While U.S. Consumer credit increased less than expected in January, we are concerned with what we are seeing in consumer loans and debt in general across the world.
With our Cash-Strapped Consumer investing theme, the average amount financed and the duration of new auto loans continues to rise – same car, bigger loan and for longer means a more highly leveraged car owner.
We also see warnings sign with credit card debt as our Cash-Strapped Consumers struggle to make ends meet. At small banks, the share of outstanding card balances written off as a loss after consumers failed to pay hit 7.2% in the fourth quarter of 2017, up from 4.5% a year ago, according to Federal Reserve data. While overall card losses across all banks remain below the historical average of the last 30 years, they’ve been slowly climbing in the last two years. We believe these smaller banks are canaries in the coal mine as the average charge-off rate at those smaller banks is near an eight-year high, while the 3.5% loss rate at large banks remains well below the 10.6% seen in 2010.
If an effort to compete with the large and increasingly larger banks, some smaller banks have taken to lowering lending standards, which means their credit cards are held by those that are first to feel economic angst. The subprime borrower is always the first to get hit when the economy weakens. For years, wage growth has been slower than the growth in expenditures, forcing many families to take on credit card debt just to pay for necessities. The rising charge-off rates indicate that these folks are in a perilous economic condition if wage growth doesn’t accelerate sufficiently and soon.

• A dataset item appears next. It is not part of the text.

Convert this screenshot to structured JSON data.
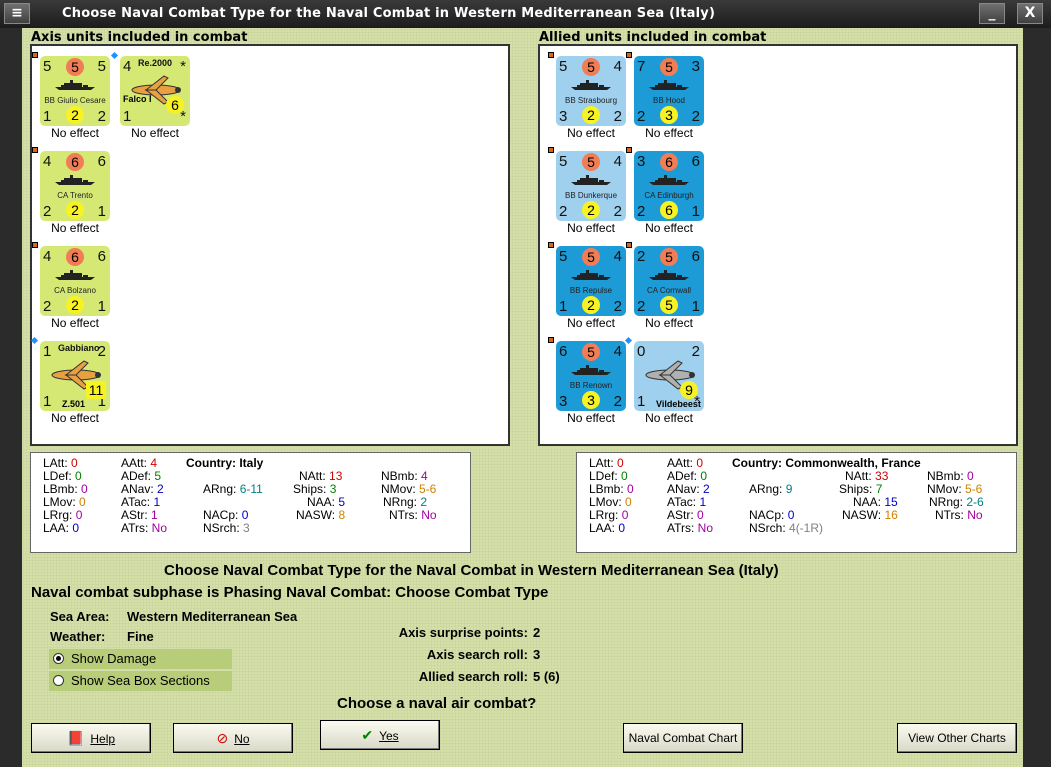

Education debt swelled to nearly $1.38 trillion at the end of 2017, with 11% of borrowers 90 days or more delinquent, according to the New York Fed. The U.S. federal government now owns over 30% of total consumer debt in the U.S., thanks to its utter dominance of the enormous student loan industry. Prior to the financial crisis, that number was less than 5%. Think about what that means concerning the reduced firepower of the federal government in the case of another financial crisis.